E.g. Let's say Alice and Hans wrote 3 cards. Then the total number of cards picked by the individual who wrote it ranges from 0 to 6. I think he probability of 0 such cards is $2 \times \frac{3}{6}\frac{3}{5}\frac{2}{4}\frac{2}{3}\frac{1}{2}$. I am not sure how to generalize this to n individuals, and k rounds. Thank you!
There isn't a simple formula for this. The way to solve the problem involves rook polynomials.
Let me consider an equivalent game. A deck of cards has $k$ suits of $n$ cards each. There are $k$ players, each of whom is assigned a different suit. The deck is shuffled, and dealt out to the players, so that each player receives $n$ cards. What is the probability that a total of $j$ cards are dealt to to the player assigned that card's suit?

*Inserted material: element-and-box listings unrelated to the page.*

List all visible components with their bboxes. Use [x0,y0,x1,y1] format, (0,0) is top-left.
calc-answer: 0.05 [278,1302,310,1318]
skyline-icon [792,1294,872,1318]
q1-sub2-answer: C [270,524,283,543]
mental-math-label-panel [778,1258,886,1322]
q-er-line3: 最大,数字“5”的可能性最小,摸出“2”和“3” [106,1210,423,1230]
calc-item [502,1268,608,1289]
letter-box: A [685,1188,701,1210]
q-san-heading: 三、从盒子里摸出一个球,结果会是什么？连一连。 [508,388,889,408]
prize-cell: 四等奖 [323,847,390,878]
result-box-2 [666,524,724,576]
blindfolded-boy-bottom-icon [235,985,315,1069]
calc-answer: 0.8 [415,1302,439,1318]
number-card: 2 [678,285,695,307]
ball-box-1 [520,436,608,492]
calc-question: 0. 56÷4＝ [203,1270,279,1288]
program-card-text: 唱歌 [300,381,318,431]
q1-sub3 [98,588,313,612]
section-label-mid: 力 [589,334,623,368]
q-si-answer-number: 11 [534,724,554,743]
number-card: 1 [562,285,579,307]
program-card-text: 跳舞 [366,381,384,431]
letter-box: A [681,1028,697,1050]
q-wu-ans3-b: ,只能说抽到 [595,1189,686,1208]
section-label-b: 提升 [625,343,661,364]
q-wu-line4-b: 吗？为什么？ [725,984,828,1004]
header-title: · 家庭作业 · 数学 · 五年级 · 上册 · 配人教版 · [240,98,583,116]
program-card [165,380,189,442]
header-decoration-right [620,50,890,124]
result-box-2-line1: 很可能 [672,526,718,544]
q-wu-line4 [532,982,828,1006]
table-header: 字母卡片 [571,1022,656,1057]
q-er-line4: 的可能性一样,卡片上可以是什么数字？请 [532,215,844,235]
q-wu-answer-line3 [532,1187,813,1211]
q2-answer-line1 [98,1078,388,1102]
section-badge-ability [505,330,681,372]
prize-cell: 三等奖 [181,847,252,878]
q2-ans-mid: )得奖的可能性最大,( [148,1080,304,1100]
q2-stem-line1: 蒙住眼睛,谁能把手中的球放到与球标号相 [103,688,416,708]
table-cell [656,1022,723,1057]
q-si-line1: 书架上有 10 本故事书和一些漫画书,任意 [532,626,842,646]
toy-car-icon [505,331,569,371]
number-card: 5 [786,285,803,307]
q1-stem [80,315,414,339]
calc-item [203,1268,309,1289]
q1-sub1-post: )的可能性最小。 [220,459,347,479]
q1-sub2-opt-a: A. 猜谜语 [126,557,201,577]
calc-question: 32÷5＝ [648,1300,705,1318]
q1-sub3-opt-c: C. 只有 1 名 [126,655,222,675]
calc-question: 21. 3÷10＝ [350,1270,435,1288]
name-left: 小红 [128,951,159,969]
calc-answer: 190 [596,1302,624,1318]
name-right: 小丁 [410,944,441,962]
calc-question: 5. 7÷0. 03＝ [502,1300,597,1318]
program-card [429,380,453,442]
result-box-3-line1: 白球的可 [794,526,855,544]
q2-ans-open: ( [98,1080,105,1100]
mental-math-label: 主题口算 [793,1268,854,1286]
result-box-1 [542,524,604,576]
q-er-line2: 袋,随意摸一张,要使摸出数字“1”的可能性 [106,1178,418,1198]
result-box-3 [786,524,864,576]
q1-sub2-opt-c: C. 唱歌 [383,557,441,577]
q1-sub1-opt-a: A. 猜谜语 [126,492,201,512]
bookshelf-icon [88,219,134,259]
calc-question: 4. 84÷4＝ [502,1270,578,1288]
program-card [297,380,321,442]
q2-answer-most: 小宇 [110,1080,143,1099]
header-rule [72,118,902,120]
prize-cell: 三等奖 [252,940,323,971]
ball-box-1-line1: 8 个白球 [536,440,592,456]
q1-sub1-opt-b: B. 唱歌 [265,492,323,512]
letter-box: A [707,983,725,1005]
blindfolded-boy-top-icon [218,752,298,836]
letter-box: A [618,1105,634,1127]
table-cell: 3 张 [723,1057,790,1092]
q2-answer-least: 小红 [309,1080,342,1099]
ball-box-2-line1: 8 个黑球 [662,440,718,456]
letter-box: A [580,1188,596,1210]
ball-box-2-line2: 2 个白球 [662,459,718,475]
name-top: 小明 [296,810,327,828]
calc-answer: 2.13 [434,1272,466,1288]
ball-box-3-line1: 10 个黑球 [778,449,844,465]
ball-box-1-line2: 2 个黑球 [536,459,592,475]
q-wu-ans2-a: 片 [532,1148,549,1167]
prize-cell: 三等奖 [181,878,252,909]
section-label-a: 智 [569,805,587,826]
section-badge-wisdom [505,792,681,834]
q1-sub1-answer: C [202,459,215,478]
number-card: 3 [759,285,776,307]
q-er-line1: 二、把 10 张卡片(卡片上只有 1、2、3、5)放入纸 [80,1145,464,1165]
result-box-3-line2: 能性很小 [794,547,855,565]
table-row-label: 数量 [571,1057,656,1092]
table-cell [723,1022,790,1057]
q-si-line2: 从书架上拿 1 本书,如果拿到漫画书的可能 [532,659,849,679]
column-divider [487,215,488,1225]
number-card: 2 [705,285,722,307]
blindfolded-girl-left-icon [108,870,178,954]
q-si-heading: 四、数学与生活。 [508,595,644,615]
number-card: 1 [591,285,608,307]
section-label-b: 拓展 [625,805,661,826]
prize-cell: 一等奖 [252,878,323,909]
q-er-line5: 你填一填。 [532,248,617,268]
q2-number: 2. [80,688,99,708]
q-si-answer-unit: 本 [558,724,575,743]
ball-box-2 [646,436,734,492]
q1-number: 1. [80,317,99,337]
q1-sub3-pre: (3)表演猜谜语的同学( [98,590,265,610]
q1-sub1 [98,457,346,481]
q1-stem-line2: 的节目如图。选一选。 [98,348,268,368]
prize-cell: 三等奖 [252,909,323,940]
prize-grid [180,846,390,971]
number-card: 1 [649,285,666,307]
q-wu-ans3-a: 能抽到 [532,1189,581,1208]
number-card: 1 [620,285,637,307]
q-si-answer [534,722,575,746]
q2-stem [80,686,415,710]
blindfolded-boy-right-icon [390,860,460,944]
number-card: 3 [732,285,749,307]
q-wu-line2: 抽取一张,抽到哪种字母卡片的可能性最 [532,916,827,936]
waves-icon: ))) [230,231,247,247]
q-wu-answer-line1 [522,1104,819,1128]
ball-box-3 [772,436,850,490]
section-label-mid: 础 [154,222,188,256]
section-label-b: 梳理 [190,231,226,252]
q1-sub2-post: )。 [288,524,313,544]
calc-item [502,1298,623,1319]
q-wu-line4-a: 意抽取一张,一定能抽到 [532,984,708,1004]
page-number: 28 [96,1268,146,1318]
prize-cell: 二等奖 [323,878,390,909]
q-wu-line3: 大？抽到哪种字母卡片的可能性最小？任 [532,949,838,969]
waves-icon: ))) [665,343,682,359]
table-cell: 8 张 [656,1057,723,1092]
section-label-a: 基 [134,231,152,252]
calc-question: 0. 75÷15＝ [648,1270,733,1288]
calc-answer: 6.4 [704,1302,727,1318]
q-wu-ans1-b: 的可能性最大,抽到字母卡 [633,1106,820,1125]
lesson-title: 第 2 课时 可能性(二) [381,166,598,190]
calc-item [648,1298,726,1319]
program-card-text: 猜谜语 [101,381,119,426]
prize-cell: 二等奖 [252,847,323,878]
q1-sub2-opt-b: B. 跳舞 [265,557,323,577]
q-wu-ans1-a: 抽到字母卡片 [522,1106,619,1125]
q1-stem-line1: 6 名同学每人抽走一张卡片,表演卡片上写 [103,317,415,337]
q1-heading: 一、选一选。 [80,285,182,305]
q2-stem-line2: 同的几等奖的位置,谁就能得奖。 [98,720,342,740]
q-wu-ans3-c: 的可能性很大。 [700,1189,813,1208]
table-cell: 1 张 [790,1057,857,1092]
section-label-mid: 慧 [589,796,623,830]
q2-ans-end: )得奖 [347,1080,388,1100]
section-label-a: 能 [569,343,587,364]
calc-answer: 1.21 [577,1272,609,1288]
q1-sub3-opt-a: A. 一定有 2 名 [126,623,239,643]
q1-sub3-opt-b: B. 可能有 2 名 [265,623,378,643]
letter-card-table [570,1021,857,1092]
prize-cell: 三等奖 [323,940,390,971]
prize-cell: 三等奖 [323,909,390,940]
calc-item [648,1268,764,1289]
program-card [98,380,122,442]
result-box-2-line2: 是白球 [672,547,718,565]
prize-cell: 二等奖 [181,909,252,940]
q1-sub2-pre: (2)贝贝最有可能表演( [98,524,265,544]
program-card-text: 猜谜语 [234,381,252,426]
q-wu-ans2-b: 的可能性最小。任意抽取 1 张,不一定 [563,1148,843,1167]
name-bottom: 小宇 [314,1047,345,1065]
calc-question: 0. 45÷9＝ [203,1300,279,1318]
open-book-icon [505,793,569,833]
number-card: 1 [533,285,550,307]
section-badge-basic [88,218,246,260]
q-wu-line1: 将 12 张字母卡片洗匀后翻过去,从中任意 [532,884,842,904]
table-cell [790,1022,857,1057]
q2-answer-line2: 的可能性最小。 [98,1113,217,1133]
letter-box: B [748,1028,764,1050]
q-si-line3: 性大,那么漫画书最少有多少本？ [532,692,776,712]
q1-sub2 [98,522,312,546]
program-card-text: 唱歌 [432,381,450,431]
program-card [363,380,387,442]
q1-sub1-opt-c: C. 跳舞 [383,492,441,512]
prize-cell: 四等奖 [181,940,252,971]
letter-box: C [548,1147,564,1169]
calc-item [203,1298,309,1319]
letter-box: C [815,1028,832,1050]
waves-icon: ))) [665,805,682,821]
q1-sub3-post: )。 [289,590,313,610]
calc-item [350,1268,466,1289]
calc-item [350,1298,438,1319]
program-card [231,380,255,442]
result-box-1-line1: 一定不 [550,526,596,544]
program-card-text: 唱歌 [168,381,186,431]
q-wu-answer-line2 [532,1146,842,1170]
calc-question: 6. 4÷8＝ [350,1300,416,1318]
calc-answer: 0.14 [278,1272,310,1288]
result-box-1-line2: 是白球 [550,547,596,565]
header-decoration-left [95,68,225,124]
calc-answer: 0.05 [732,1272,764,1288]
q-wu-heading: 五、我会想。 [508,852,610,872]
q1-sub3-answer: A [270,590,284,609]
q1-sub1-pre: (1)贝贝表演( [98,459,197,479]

It doesn't matter how we deal the cards, so we can assume the first player gets the first $n$ cards, the second player gets the next $n$ cards, and so on. In looking at the chessboard, we see $k$ $n\times n$ dark squares representing the forbidden positions. A very useful fact about rook polynomials is that if the board breaks up into two parts that have no square in the same row or the same column, then the rook polynomial of the board is equal to the product of the rook polynomial of the two parts. Thus, if $R_n$ is the rook polynomial of an $n\times n$ square, then then rook polynomial of our dark board is $R_n^k$.
It is easy to compute the rook polynomial of an $n\times n$ square, as explained here. For example, for a $4\times4$ board, there is $1$ way to place $0$ rooks and $16$ ways to place one rook. For two rooks, after we place the first in $16$ ways, we eliminate a row and column for the next rook, leaving $9$ possibilities. The order in which we place the two rooks doesn't matter, so there are $\frac{16\cdot9}{2}=72$ possibilities. Similarly, for $3$ rooks, we have $\frac{4^2\cdot3^2\cdot2^2}{3!}=96$ possibilities, and of course, there are $4!=24$ ways to place $4$ non-attacking rooks. The rook polynomial is therefore $$24x^4+96x^3+72x^2+16x+1$$.
Once you've computed the rook polynomial, the standard results allow you to compute the number of ways to place $nk$ rooks on the board with exactly $j$ rooks in forbidden positions, for any $j$. Then just divide by $(nk)!$ to get the probability.
One thing I remember about this problem is that if $n$ remains fixed and $k$ increases, the the limit, as $k\to\infty$ of the probability that no player receives a card of his own suit is $e^{-n}.$